だから……私は二人の親権を放棄します。達也とほのかを秀一郎とあなたの子供として養子縁組をしてください。
いまなら、普通の養子縁組ではなく、特別養子縁組をすることが出来るはずです。一般養子縁組では、戸籍上縁組の記録が残りますが、特別養子縁組ではそれが残りません。
私の机の上に、私の2人の親権放棄と特別養子縁組にかかる書類を置いておきました。急いで裁判所に行って手続きをしてください。迷わないでください。特別養子縁組は戸籍にその痕跡を残さない分、6歳未満にしか適用されないからです。
そして、あの子たちを名実ともにあなたたち夫婦の子供にしちゃってください。子供たちもあーちゃんが母親の方が絶対に幸せになれると思うし、達也は本来なら結城の跡取りなんだから。母親としてはそういう意識も働いているんだよ。
だから、私の事は気にしないで逆に私たち親子の事を考えてくれるなら、この事に同意してほしい。

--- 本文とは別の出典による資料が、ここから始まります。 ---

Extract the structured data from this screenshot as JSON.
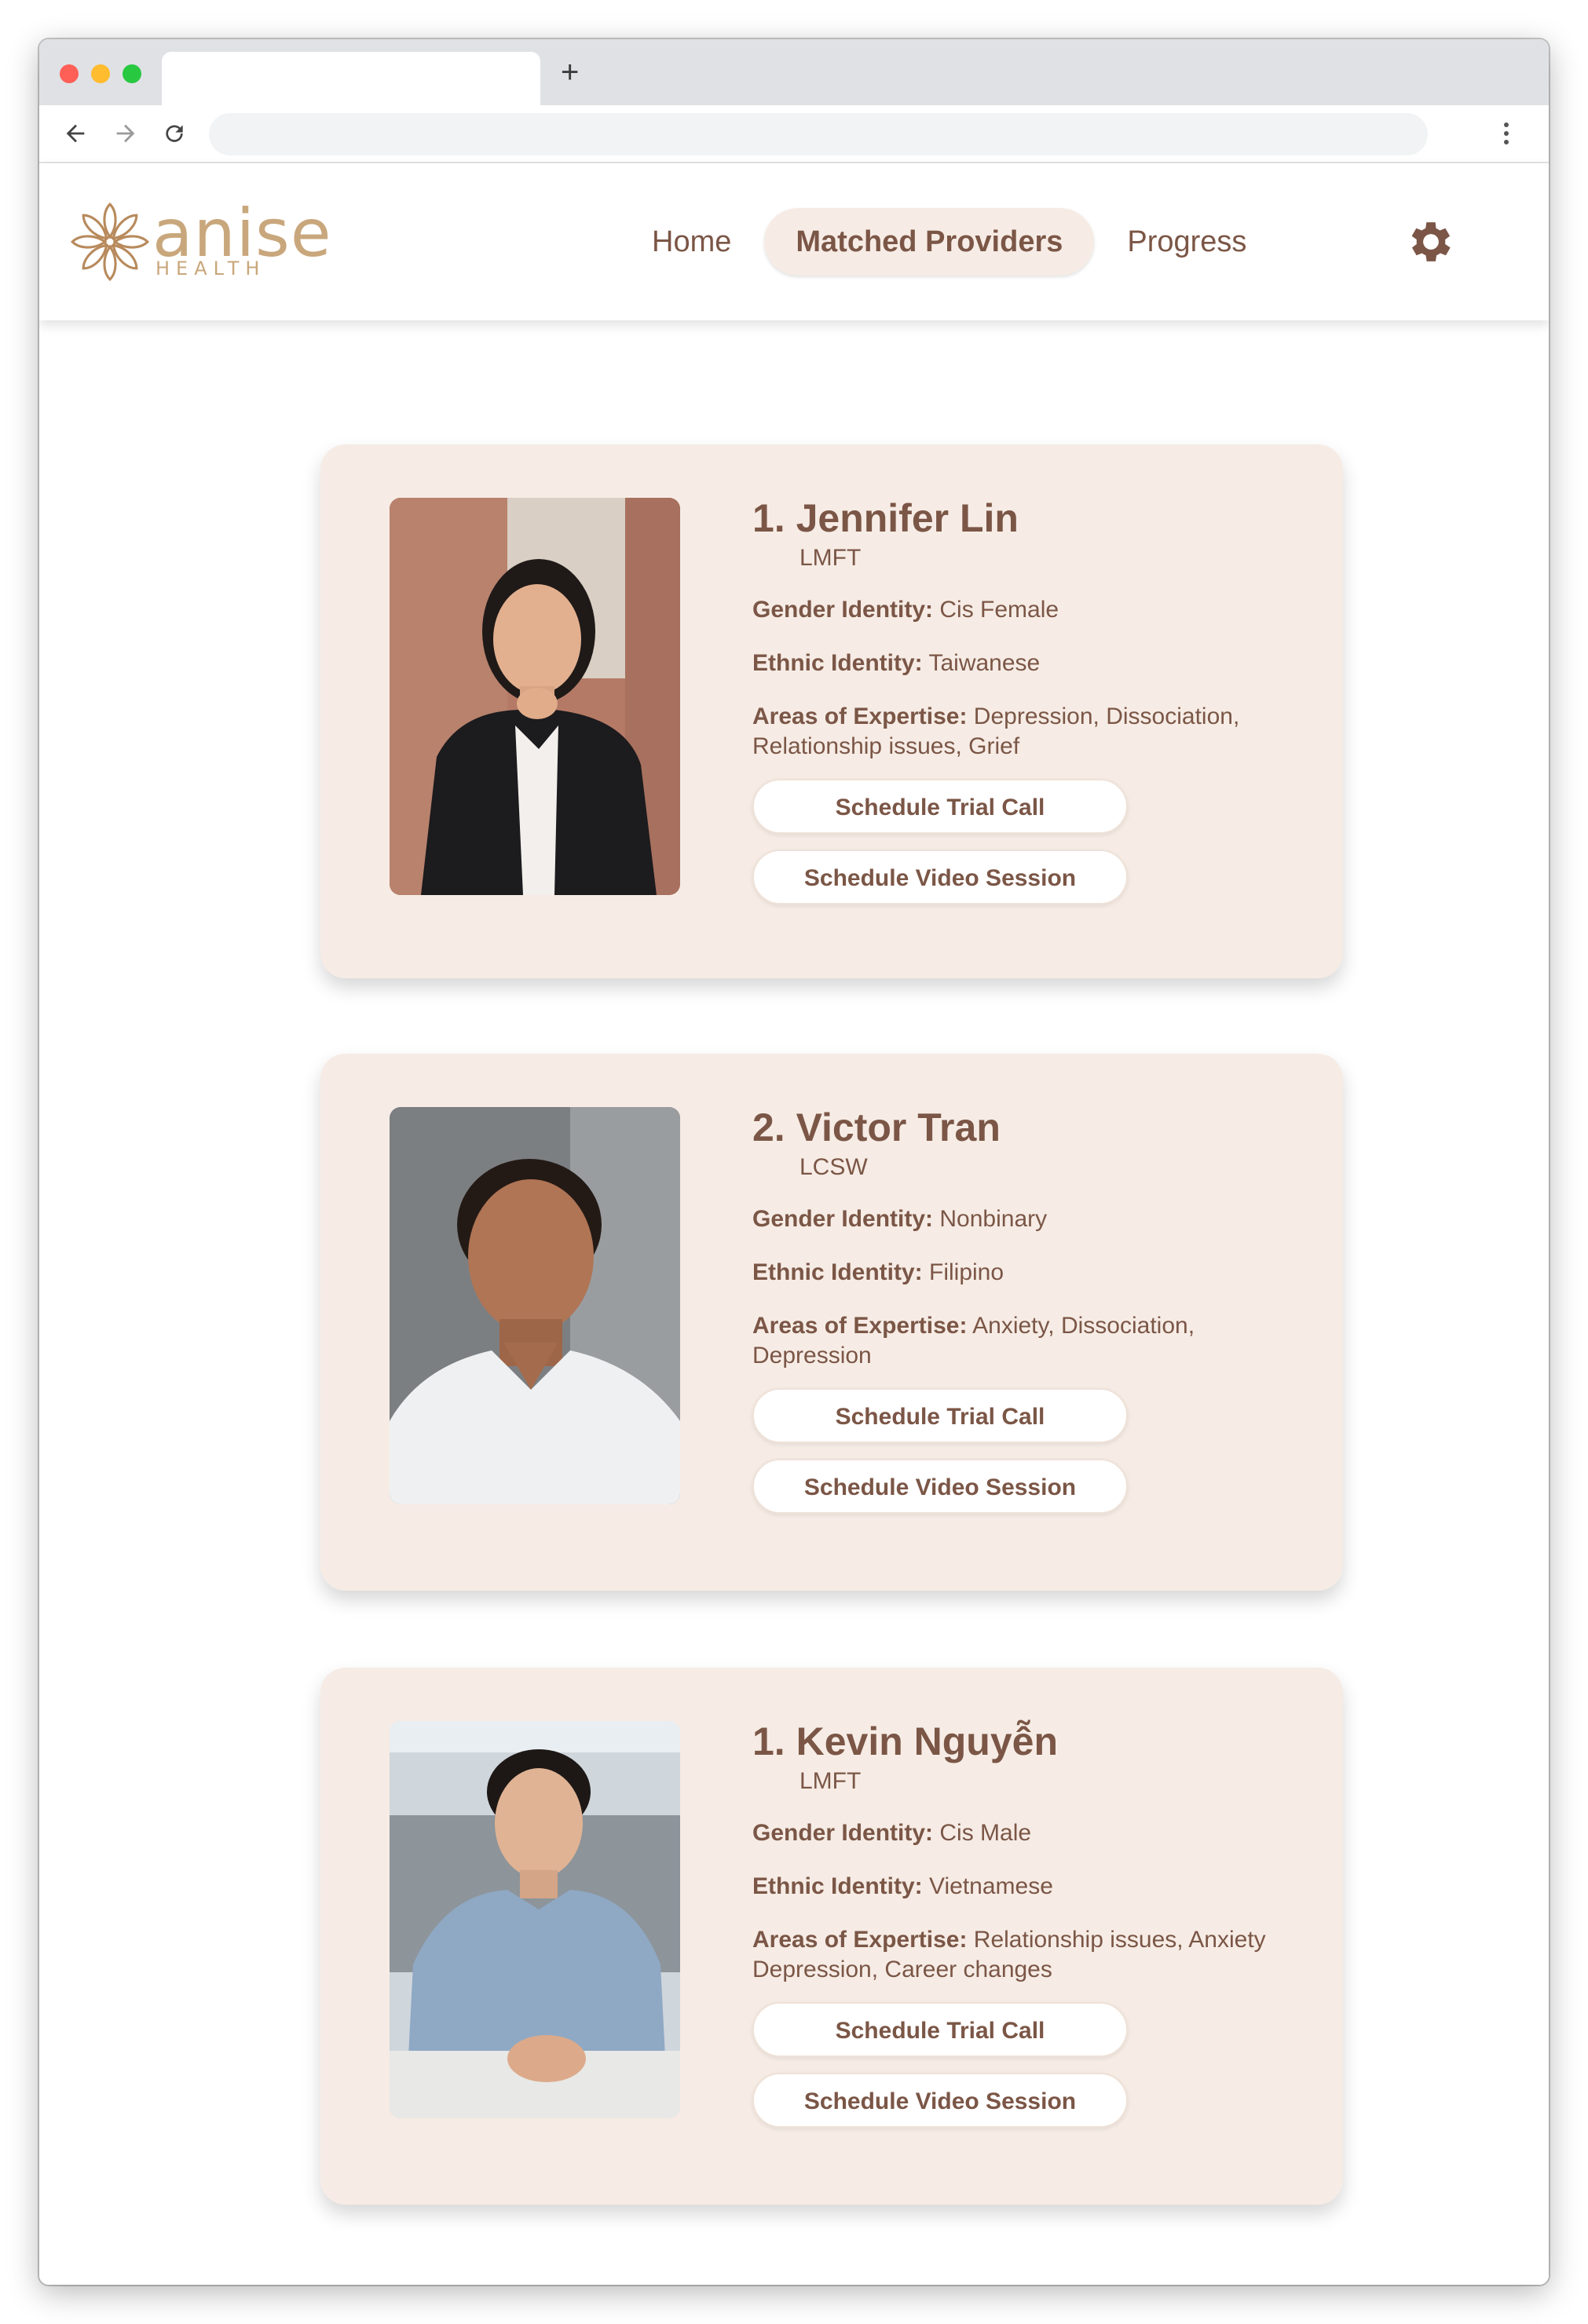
{
  "browser": {
    "new_tab_label": "+"
  },
  "app": {
    "logo": {
      "word": "anise",
      "sub": "HEALTH"
    },
    "nav": [
      {
        "label": "Home"
      },
      {
        "label": "Matched Providers"
      },
      {
        "label": "Progress"
      }
    ],
    "active_nav": "Matched Providers",
    "accent_color": "#7b5646",
    "card_color": "#f6ece5"
  },
  "labels": {
    "gender": "Gender Identity:",
    "ethnic": "Ethnic Identity:",
    "expertise": "Areas of Expertise:"
  },
  "providers": [
    {
      "name": "1. Jennifer Lin",
      "credential": "LMFT",
      "gender": "Cis Female",
      "ethnicity": "Taiwanese",
      "expertise_line1": "Depression, Dissociation,",
      "expertise_line2": "Relationship issues, Grief",
      "trial_button": "Schedule Trial Call",
      "video_button": "Schedule Video Session"
    },
    {
      "name": "2. Victor Tran",
      "credential": "LCSW",
      "gender": "Nonbinary",
      "ethnicity": "Filipino",
      "expertise_line1": "Anxiety, Dissociation,",
      "expertise_line2": "Depression",
      "trial_button": "Schedule Trial Call",
      "video_button": "Schedule Video Session"
    },
    {
      "name": "1. Kevin Nguyễn",
      "credential": "LMFT",
      "gender": "Cis Male",
      "ethnicity": "Vietnamese",
      "expertise_line1": "Relationship issues, Anxiety",
      "expertise_line2": "Depression, Career changes",
      "trial_button": "Schedule Trial Call",
      "video_button": "Schedule Video Session"
    }
  ]
}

とは言っても、私がいるとあなたたちも踏ん切りがつかないだろうし、子供たちも戸惑うだろうから、私は家を出ます。そういう訳なので、探さないでください。心配しないで、私は死んだりなんかしないから。そして、いつか必ずここに帰ってきます。だから、ちゃんと私の言う通りしてないとその時めちゃくちゃ怒るからね。解った?
大好きな明日香へ
未来より
送信ボタンを押した私は、そのまま機上の人となった。